Rbosaghz project progress

From Cohen Courses
Jump to navigationJump to search
  • What dataset will you be using? What does it look like (e.g., how many entities are there, how many tokens, etc)? Looking over the data is always a good first step before you start working with it, what did you do to get acquainted with the data?

I scraped the full set of grants available at http://www.nsf.gov/awardsearch/, and for each distinct Principal Investigator who got a grant after 2006, extracted the institution associated with the grant. This institution can be trusted to be the current institution of the Principle Investigator.

Some interesting information about the Principle Investigators:

There are 1361 in total, and the histogram for the top 30 institutions is:

   Organization
   countof
Carnegie-Mellon University 85
University of Illinois at Urbana-Champaign 55
Massachusetts Institute of Technology 45
University of California-Berkeley 39
University of Washington 35
Stanford University 32
University of Texas at Austin 30
GA Tech Research Corporation - GA Institute of Technology 30
University of California-San Diego 27
University of Maryland College Park 27

Which means that CMU had significantly more researchers with NSF grants than all the other big CS schools, in the past 3 years, which is a nice to know!

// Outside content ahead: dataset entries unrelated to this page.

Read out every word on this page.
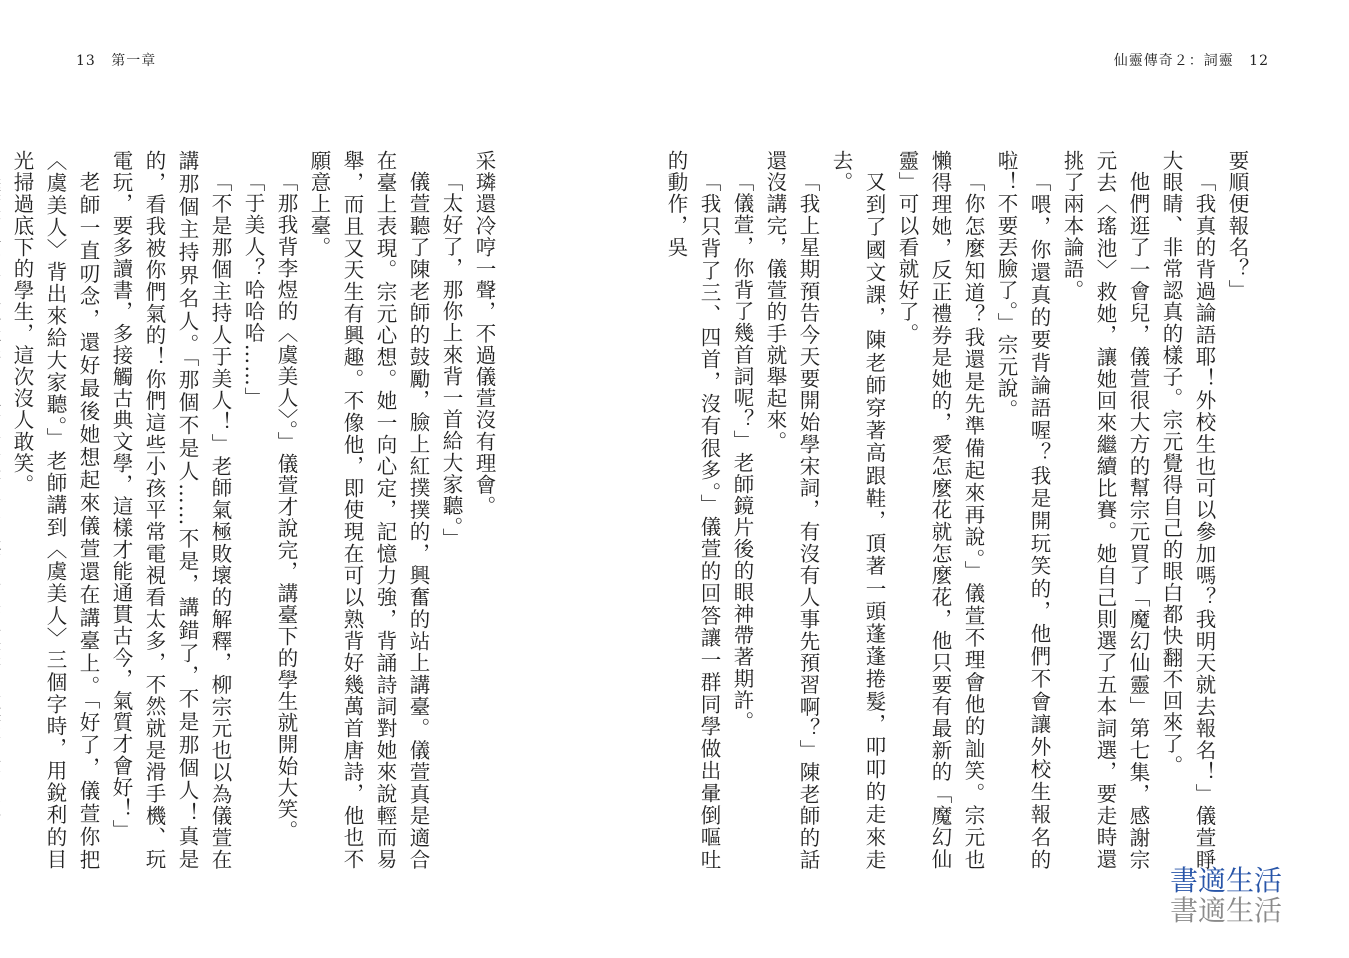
13 第一章

采璘還冷哼一聲，不過儀萱沒有理會。

「太好了，那你上來背一首給大家聽。」

儀萱聽了陳老師的鼓勵，臉上紅撲撲的，興奮的站上講臺。儀萱真是適合在臺上表現。宗元心想。她一向心定，記憶力強，背誦詩詞對她來說輕而易舉，而且又天生有興趣。不像他，即使現在可以熟背好幾萬首唐詩，他也不願意上臺。

「那我背李煜的〈虞美人〉。」儀萱才說完，講臺下的學生就開始大笑。

「于美人？哈哈哈……」

「不是那個主持人于美人！」老師氣極敗壞的解釋，柳宗元也以為儀萱在講那個主持界名人。「那個不是人……不是，講錯了，不是那個人！真是的，看我被你們氣的！你們這些小孩平常電視看太多，不然就是滑手機、玩電玩，要多讀書，多接觸古典文學，這樣才能通貫古今，氣質才會好！」

老師一直叨念，還好最後她想起來儀萱還在講臺上。「好了，儀萱你把〈虞美人〉背出來給大家聽。」老師講到〈虞美人〉三個字時，用銳利的目光掃過底下的學生，這次沒人敢笑。

仙靈傳奇２：詞靈 12

要順便報名？」

「我真的背過論語耶！外校生也可以參加嗎？我明天就去報名！」儀萱睜大眼睛、非常認真的樣子。宗元覺得自己的眼白都快翻不回來了。

他們逛了一會兒，儀萱很大方的幫宗元買了「魔幻仙靈」第七集，感謝宗元去〈瑤池〉救她，讓她回來繼續比賽。她自己則選了五本詞選，要走時還挑了兩本論語。

「喂，你還真的要背論語喔？我是開玩笑的，他們不會讓外校生報名的啦！不要丟臉了。」宗元說。

「你怎麼知道？我還是先準備起來再說。」儀萱不理會他的訕笑。宗元也懶得理她，反正禮券是她的，愛怎麼花就怎麼花，他只要有最新的「魔幻仙靈」可以看就好了。

又到了國文課，陳老師穿著高跟鞋，頂著一頭蓬蓬捲髮，叩叩的走來走去。

「我上星期預告今天要開始學宋詞，有沒有人事先預習啊？」陳老師的話還沒講完，儀萱的手就舉起來。

「儀萱，你背了幾首詞呢？」老師鏡片後的眼神帶著期許。

「我只背了三、四首，沒有很多。」儀萱的回答讓一群同學做出暈倒嘔吐的動作，吳

書適生活
書適生活
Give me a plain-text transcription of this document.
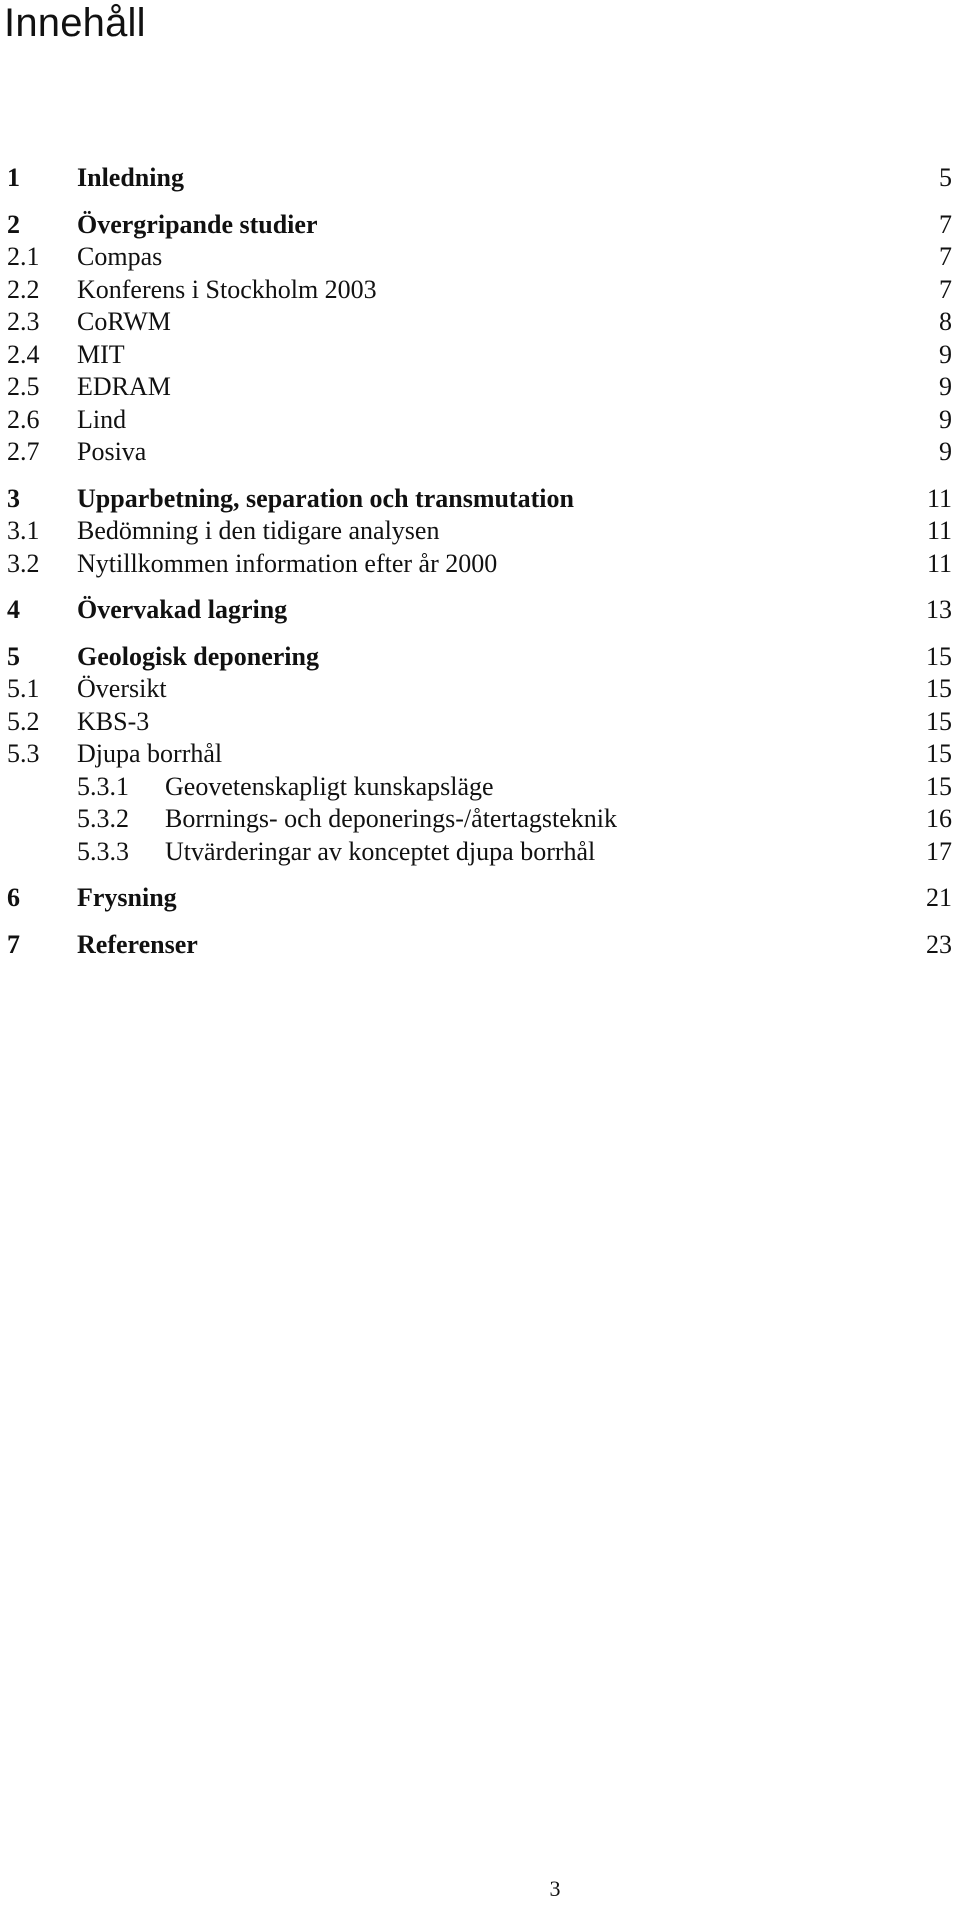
Innehåll
1 Inledning	5
2 Övergripande studier	7
2.1 Compas	7
2.2 Konferens i Stockholm 2003	7
2.3 CoRWM	8
2.4 MIT	9
2.5 EDRAM	9
2.6 Lind	9
2.7 Posiva	9
3 Upparbetning, separation och transmutation	11
3.1 Bedömning i den tidigare analysen	11
3.2 Nytillkommen information efter år 2000	11
4 Övervakad lagring	13
5 Geologisk deponering	15
5.1 Översikt	15
5.2 KBS-3	15
5.3 Djupa borrhål	15
5.3.1 Geovetenskapligt kunskapsläge	15
5.3.2 Borrnings- och deponerings-/återtagsteknik	16
5.3.3 Utvärderingar av konceptet djupa borrhål	17
6 Frysning	21
7 Referenser	23
3
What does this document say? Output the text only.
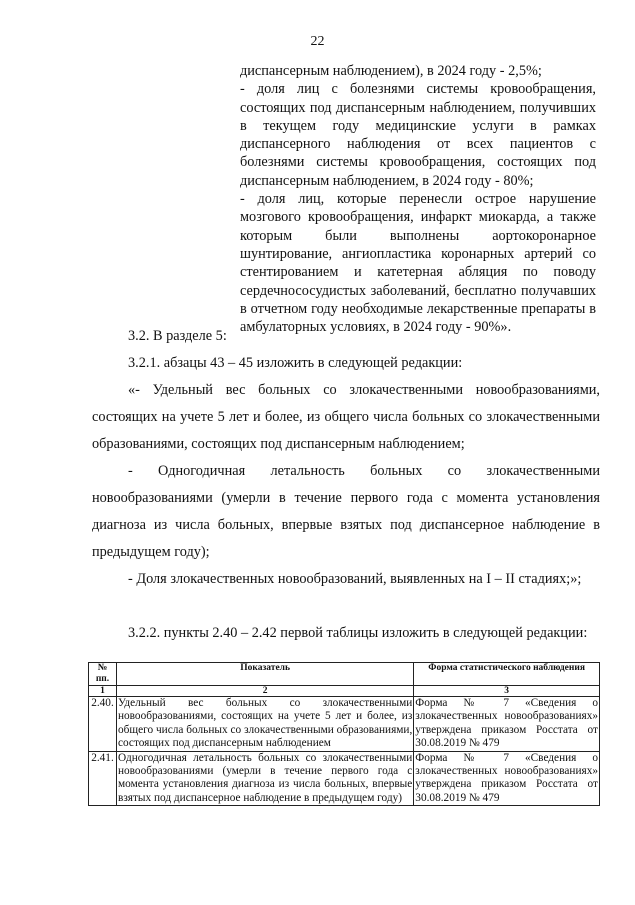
22

диспансерным наблюдением), в 2024 году - 2,5%;

- доля лиц с болезнями системы кровообращения, состоящих под диспансерным наблюдением, получивших в текущем году медицинские услуги в рамках диспансерного наблюдения от всех пациентов с болезнями системы кровообращения, состоящих под диспансерным наблюдением, в 2024 году - 80%;

- доля лиц, которые перенесли острое нарушение мозгового кровообращения, инфаркт миокарда, а также которым были выполнены аортокоронарное шунтирование, ангиопластика коронарных артерий со стентированием и катетерная абляция по поводу сердечнососудистых заболеваний, бесплатно получавших в отчетном году необходимые лекарственные препараты в амбулаторных условиях, в 2024 году - 90%».

3.2. В разделе 5:

3.2.1. абзацы 43 – 45 изложить в следующей редакции:

«- Удельный вес больных со злокачественными новообразованиями, состоящих на учете 5 лет и более, из общего числа больных со злокачественными образованиями, состоящих под диспансерным наблюдением;

- Одногодичная летальность больных со злокачественными новообразованиями (умерли в течение первого года с момента установления диагноза из числа больных, впервые взятых под диспансерное наблюдение в предыдущем году);

- Доля злокачественных новообразований, выявленных на I – II стадиях;»;

3.2.2. пункты 2.40 – 2.42 первой таблицы изложить в следующей редакции:

№ пп.	Показатель	Форма статистического наблюдения
1	2	3
2.40.	Удельный вес больных со злокачественными новообразованиями, состоящих на учете 5 лет и более, из общего числа больных со злокачественными образованиями, состоящих под диспансерным наблюдением	Форма № 7 «Сведения о злокачественных новообразованиях» утверждена приказом Росстата от 30.08.2019 № 479
2.41.	Одногодичная летальность больных со злокачественными новообразованиями (умерли в течение первого года с момента установления диагноза из числа больных, впервые взятых под диспансерное наблюдение в предыдущем году)	Форма № 7 «Сведения о злокачественных новообразованиях» утверждена приказом Росстата от 30.08.2019 № 479
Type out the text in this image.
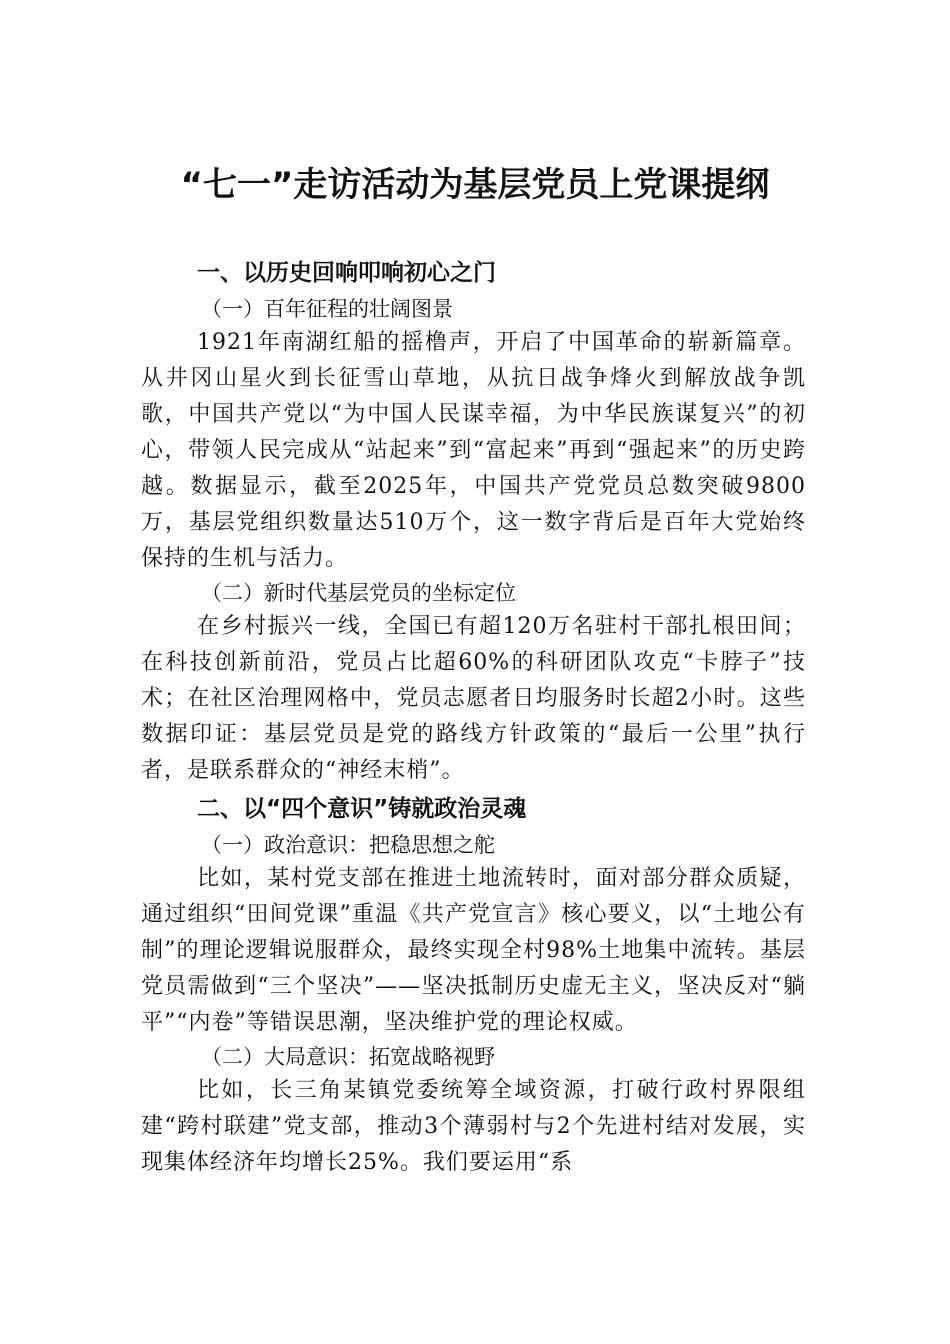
“七一”走访活动为基层党员上党课提纲
一、以历史回响叩响初心之门
（一）百年征程的壮阔图景

1921年南湖红船的摇橹声，开启了中国革命的崭新篇章。从井冈山星火到长征雪山草地，从抗日战争烽火到解放战争凯歌，中国共产党以“为中国人民谋幸福，为中华民族谋复兴”的初心，带领人民完成从“站起来”到“富起来”再到“强起来”的历史跨越。数据显示，截至2025年，中国共产党党员总数突破9800万，基层党组织数量达510万个，这一数字背后是百年大党始终保持的生机与活力。

（二）新时代基层党员的坐标定位

在乡村振兴一线，全国已有超120万名驻村干部扎根田间；在科技创新前沿，党员占比超60%的科研团队攻克“卡脖子”技术；在社区治理网格中，党员志愿者日均服务时长超2小时。这些数据印证：基层党员是党的路线方针政策的“最后一公里”执行者，是联系群众的“神经末梢”。

二、以“四个意识”铸就政治灵魂
（一）政治意识：把稳思想之舵

比如，某村党支部在推进土地流转时，面对部分群众质疑，通过组织“田间党课”重温《共产党宣言》核心要义，以“土地公有制”的理论逻辑说服群众，最终实现全村98%土地集中流转。基层党员需做到“三个坚决”——坚决抵制历史虚无主义，坚决反对“躺平”“内卷”等错误思潮，坚决维护党的理论权威。

（二）大局意识：拓宽战略视野

比如，长三角某镇党委统筹全域资源，打破行政村界限组建“跨村联建”党支部，推动3个薄弱村与2个先进村结对发展，实现集体经济年均增长25%。我们要运用“系
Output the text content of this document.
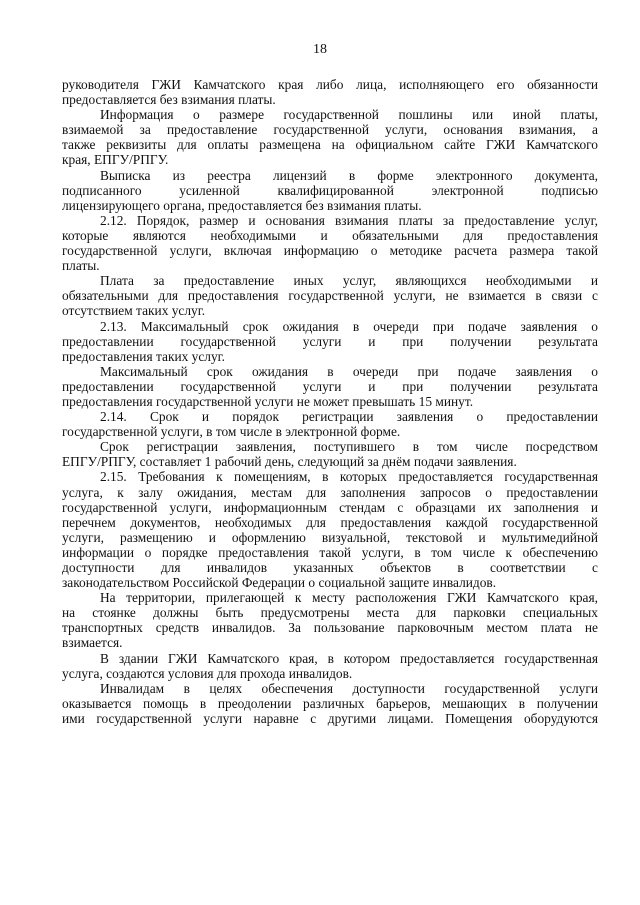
18

руководителя ГЖИ Камчатского края либо лица, исполняющего его обязанности
предоставляется без взимания платы.

Информация о размере государственной пошлины или иной платы,
взимаемой за предоставление государственной услуги, основания взимания, а
также реквизиты для оплаты размещена на официальном сайте ГЖИ Камчатского
края, ЕПГУ/РПГУ.

Выписка из реестра лицензий в форме электронного документа,
подписанного усиленной квалифицированной электронной подписью
лицензирующего органа, предоставляется без взимания платы.

2.12. Порядок, размер и основания взимания платы за предоставление услуг,
которые являются необходимыми и обязательными для предоставления
государственной услуги, включая информацию о методике расчета размера такой
платы.

Плата за предоставление иных услуг, являющихся необходимыми и
обязательными для предоставления государственной услуги, не взимается в связи с
отсутствием таких услуг.

2.13. Максимальный срок ожидания в очереди при подаче заявления о
предоставлении государственной услуги и при получении результата
предоставления таких услуг.

Максимальный срок ожидания в очереди при подаче заявления о
предоставлении государственной услуги и при получении результата
предоставления государственной услуги не может превышать 15 минут.

2.14. Срок и порядок регистрации заявления о предоставлении
государственной услуги, в том числе в электронной форме.

Срок регистрации заявления, поступившего в том числе посредством
ЕПГУ/РПГУ, составляет 1 рабочий день, следующий за днём подачи заявления.

2.15. Требования к помещениям, в которых предоставляется государственная
услуга, к залу ожидания, местам для заполнения запросов о предоставлении
государственной услуги, информационным стендам с образцами их заполнения и
перечнем документов, необходимых для предоставления каждой государственной
услуги, размещению и оформлению визуальной, текстовой и мультимедийной
информации о порядке предоставления такой услуги, в том числе к обеспечению
доступности для инвалидов указанных объектов в соответствии с
законодательством Российской Федерации о социальной защите инвалидов.

На территории, прилегающей к месту расположения ГЖИ Камчатского края,
на стоянке должны быть предусмотрены места для парковки специальных
транспортных средств инвалидов. За пользование парковочным местом плата не
взимается.

В здании ГЖИ Камчатского края, в котором предоставляется государственная
услуга, создаются условия для прохода инвалидов.

Инвалидам в целях обеспечения доступности государственной услуги
оказывается помощь в преодолении различных барьеров, мешающих в получении
ими государственной услуги наравне с другими лицами. Помещения оборудуются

The data is a list of pairs of the form (researcher name, researcher organization), which is exactly what I need. I also have their title (Associate/Assistant Professor, etc), but that will be for extension of the project.

  • Do you plan on looking at the same problem, or have you changed your plans?

I still plan on looking at the same problem. Namely, given only a researcher's name, I want to find their institution using web data, especially Google results. First I will try to find their webpage, then from the webpage find their current institution.

  • If you plan on writing code, what have you written so far, in what languages, and what do you still need to do?

The project will be done almost entirely in C++. I have written the code ready for fetching Google results, and am the stage where I need to look at the list of results and decide which is the homepage.

  • If you plan on using off-the-shelf code, what have you installed, what experiences have you had with it?

I plan on using CRF++ (http://crfpp.sourceforge.net/) for the labeling of the webpage text. I've used it in the past without much hassle.

  • If you've run a baseline system on the data and gotten some results, what are they? are they consistent with what you expected?

No baseline yet.